La plupart des dirigeants découvrent un problème de trésorerie quand il est déjà là — pas trois mois avant, quand il était encore possible d’agir. La raison n’est presque jamais un manque de compétence. C’est l’absence d’un outil simple, tenu à jour, qui permette de voir venir.
Voici la méthode en 3 étapes pour en construire un, sans expertise comptable préalable.
Pourquoi le bénéfice comptable ne suffit pas
Un compte de résultat mesure une performance sur une période. Il ne dit rien du moment précis où l’argent rentre et sort de votre compte. Une entreprise peut afficher un résultat positif et se retrouver à découvert le même mois, simplement parce que les encaissements clients arrivent après les décaissements fournisseurs et salariaux.
Le prévisionnel de trésorerie répond à une seule question, mais c’est la question qui compte : est-ce que j’aurai assez d’argent sur mon compte, chaque mois, pour payer ce que je dois payer ?
Étape 1 — Lister les encaissements prévisionnels
Mois par mois, sur 6 à 12 mois, listez tout ce qui doit rentrer sur votre compte : paiements clients attendus (en tenant compte de leurs délais de paiement réels, pas des délais théoriques), subventions ou aides éventuelles, apports en capital si prévus.
Point de vigilance : ne comptez un encaissement qu’à la date où l’argent arrive réellement sur le compte, pas à la date de facturation. Un client qui paie à 60 jours ne doit pas apparaître dans le mois de la facture, mais deux mois plus tard.
Étape 2 — Lister les décaissements prévisionnels
Même exercice pour tout ce qui sort : salaires et charges sociales, loyer, fournisseurs, remboursements d’emprunts, impôts et taxes (TVA, URSSAF, IS), abonnements et charges fixes diverses. N’oubliez pas les échéances moins fréquentes mais prévisibles : primes annuelles, 13e mois, charges qui tombent en fin d’année.
L’erreur classique ici est d’oublier les charges « occasionnelles mais certaines » — celles qui ne reviennent pas chaque mois mais qui reviennent chaque année, et qui surprennent quand elles arrivent groupées.
Étape 3 — Calculer le solde mensuel et le solde cumulé
Pour chaque mois : encaissements moins décaissements égale solde du mois. Ajoutez ce solde au solde cumulé du mois précédent pour obtenir votre trésorerie prévisionnelle à la fin de chaque mois.
C’est ce solde cumulé qui compte vraiment. Un mois individuellement négatif n’est pas forcément grave si le cumulé reste positif. Un solde cumulé qui devient négatif à un horizon de 3 ou 4 mois, en revanche, est le signal à traiter maintenant — pas dans 3 mois, quand l’échéance sera arrivée.
Actualiser, pas juste construire
Un prévisionnel construit une fois et jamais mis à jour perd sa valeur en quelques semaines. La bonne pratique : actualiser au moins une fois par mois, en remplaçant les prévisions par les chiffres réels au fur et à mesure, et en recalculant les mois suivants avec l’information la plus à jour possible.

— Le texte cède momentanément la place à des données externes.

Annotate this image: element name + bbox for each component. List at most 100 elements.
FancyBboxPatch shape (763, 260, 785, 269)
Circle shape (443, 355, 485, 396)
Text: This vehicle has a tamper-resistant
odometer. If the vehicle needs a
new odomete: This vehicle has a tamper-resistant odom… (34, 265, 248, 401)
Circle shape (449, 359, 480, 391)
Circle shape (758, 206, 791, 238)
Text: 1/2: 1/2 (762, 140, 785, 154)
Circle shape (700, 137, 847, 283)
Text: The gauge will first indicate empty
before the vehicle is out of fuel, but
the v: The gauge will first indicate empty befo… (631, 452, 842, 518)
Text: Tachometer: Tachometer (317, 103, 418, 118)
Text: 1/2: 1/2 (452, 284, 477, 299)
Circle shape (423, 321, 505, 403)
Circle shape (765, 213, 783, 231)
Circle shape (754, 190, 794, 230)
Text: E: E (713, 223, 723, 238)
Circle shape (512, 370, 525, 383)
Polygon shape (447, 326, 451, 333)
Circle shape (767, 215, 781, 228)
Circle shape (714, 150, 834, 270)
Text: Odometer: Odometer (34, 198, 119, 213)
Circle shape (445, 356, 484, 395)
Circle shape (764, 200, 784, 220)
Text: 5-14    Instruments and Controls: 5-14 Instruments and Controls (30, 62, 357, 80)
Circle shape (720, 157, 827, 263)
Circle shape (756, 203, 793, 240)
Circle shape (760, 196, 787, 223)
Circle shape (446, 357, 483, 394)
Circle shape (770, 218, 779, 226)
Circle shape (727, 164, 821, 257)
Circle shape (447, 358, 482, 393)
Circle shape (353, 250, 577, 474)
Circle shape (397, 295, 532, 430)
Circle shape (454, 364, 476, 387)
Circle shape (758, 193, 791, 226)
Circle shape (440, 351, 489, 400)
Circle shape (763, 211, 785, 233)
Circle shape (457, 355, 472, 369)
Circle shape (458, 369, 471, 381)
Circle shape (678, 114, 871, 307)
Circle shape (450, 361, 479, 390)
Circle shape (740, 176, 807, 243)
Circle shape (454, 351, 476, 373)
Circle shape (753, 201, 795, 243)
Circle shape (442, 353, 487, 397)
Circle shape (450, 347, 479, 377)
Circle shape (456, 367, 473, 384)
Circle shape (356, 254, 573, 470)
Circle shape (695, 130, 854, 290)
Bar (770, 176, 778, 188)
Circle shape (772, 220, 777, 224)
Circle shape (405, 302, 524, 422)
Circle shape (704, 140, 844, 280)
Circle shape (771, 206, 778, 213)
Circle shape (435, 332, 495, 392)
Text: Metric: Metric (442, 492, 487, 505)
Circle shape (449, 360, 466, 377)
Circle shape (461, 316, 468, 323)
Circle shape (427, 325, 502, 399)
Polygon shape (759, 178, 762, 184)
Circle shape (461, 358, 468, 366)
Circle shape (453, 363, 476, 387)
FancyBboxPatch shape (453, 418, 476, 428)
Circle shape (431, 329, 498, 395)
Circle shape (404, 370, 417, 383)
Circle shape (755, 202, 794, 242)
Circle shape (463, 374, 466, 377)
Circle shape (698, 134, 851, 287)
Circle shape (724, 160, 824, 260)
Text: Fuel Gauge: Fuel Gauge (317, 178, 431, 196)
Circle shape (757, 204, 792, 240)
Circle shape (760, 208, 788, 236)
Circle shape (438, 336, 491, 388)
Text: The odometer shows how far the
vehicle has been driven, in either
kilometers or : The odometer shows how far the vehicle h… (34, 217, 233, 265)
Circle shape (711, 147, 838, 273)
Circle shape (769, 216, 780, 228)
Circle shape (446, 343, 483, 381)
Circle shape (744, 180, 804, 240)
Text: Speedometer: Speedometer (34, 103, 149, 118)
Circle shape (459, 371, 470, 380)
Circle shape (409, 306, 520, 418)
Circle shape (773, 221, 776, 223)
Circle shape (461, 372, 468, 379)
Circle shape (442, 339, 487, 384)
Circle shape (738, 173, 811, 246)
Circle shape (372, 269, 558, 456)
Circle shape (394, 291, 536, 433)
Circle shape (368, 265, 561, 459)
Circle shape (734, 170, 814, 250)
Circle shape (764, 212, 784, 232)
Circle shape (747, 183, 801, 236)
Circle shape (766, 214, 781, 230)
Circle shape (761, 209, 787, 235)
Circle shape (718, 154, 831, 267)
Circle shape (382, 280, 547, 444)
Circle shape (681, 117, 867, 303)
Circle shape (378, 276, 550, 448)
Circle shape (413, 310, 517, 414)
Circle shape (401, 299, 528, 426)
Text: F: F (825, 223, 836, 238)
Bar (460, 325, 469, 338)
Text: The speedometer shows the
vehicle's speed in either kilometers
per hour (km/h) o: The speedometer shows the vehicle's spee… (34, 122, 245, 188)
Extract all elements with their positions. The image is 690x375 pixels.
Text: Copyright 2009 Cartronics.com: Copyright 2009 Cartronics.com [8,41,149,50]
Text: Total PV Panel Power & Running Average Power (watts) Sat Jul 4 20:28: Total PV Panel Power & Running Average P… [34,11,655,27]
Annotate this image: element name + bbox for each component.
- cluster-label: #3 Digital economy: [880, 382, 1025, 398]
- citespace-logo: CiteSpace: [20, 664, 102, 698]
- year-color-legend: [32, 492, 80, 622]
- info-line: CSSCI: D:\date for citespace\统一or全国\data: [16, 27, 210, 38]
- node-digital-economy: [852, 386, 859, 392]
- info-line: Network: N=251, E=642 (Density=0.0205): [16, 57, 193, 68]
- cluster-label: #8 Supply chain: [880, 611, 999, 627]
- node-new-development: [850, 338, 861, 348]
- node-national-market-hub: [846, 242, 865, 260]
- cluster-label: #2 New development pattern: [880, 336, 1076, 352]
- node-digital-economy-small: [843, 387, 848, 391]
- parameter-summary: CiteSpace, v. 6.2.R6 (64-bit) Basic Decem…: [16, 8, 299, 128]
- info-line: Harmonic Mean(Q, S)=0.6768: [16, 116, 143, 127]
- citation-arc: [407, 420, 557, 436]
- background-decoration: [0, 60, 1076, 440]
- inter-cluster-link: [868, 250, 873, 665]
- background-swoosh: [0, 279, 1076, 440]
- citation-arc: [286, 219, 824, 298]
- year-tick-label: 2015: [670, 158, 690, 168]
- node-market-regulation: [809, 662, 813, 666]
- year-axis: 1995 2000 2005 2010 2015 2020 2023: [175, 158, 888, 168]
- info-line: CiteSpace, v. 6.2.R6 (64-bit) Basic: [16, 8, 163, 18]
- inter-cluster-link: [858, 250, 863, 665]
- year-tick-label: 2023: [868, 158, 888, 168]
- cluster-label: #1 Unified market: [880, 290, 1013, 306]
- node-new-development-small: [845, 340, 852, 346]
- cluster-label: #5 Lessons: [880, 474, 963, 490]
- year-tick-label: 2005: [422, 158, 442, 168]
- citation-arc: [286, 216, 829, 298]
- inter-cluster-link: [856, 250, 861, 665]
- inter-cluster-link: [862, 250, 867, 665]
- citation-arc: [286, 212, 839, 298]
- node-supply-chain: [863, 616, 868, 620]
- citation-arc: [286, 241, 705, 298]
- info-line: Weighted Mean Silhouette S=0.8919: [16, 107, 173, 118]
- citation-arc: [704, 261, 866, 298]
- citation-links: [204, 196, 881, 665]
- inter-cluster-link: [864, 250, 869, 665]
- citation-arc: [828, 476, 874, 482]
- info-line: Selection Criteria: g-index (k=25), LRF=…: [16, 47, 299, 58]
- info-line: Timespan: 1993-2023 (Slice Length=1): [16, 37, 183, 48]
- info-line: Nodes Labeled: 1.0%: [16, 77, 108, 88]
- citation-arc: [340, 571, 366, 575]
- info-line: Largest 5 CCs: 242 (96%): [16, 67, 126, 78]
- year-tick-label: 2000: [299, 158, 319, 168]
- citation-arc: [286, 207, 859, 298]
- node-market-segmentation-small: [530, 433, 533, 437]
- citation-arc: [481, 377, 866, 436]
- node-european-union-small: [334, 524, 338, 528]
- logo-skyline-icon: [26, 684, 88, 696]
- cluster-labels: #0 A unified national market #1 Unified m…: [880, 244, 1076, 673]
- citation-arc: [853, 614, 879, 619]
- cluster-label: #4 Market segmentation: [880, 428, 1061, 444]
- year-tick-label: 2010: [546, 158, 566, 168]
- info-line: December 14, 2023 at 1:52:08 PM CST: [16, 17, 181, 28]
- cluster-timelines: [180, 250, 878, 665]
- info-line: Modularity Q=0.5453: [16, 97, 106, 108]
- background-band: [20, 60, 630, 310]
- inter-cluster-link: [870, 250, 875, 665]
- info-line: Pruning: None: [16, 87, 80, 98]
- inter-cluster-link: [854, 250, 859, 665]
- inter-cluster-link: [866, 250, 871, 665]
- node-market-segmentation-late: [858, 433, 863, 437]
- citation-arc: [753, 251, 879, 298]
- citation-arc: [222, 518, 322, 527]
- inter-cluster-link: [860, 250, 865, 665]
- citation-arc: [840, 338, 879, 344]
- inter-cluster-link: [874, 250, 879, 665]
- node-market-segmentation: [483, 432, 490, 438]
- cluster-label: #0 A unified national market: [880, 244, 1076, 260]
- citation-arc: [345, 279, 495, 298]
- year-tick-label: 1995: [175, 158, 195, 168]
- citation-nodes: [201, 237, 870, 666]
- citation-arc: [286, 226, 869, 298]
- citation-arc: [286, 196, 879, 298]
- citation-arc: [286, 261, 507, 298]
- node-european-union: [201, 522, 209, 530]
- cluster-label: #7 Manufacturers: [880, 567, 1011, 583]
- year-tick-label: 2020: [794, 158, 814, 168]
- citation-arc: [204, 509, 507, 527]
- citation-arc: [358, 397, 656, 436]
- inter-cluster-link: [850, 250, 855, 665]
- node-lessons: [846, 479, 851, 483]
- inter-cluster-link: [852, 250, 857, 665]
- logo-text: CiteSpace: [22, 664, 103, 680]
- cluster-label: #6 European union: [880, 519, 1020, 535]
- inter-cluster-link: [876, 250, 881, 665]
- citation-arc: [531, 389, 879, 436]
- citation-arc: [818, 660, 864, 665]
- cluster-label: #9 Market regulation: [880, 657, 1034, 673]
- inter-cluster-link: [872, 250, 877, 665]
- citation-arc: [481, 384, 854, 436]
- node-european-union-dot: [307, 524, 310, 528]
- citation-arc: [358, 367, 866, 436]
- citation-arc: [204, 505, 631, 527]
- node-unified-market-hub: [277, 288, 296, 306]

En période de tension, certains dirigeants passent à une actualisation hebdomadaire — c’est le rythme qui a permis à plusieurs entreprises accompagnées par CapZéniths de reprendre le contrôle avant qu’une situation ne devienne critique.
L’outil n’a pas besoin d’être sophistiqué
Beaucoup de dirigeants repoussent la construction d’un prévisionnel parce qu’ils imaginent un outil complexe, réservé aux experts-comptables ou aux grandes structures. En réalité, un simple tableur avec une ligne par catégorie d’encaissement et de décaissement, et une colonne par mois, suffit largement pour la majorité des PME. La rigueur de la mise à jour compte bien plus que la sophistication de l’outil.
Certains dirigeants ajoutent une colonne « écart » comparant le prévu au réalisé chaque mois : c’est souvent ce qui affine le plus vite la fiabilité des prévisions suivantes, en révélant les biais récurrents (délais de paiement clients systématiquement optimistes, par exemple).
Checklist rapide
- J’ai un prévisionnel sur au moins 6 mois glissants
- J’ai intégré les délais de paiement réels de mes clients, pas les délais théoriques
- J’ai inclus les charges annuelles occasionnelles (primes, 13e mois, taxes)
- Je l’actualise au moins une fois par mois
Ce qu’il faut retenir
Le cash est le premier des 7 piliers de survie CapZéniths, et le prévisionnel de trésorerie en est l’outil de pilotage de base. Ce n’est pas un exercice comptable réservé aux grandes entreprises — c’est l’outil le plus simple et le plus efficace pour ne plus découvrir un problème de trésorerie a posteriori.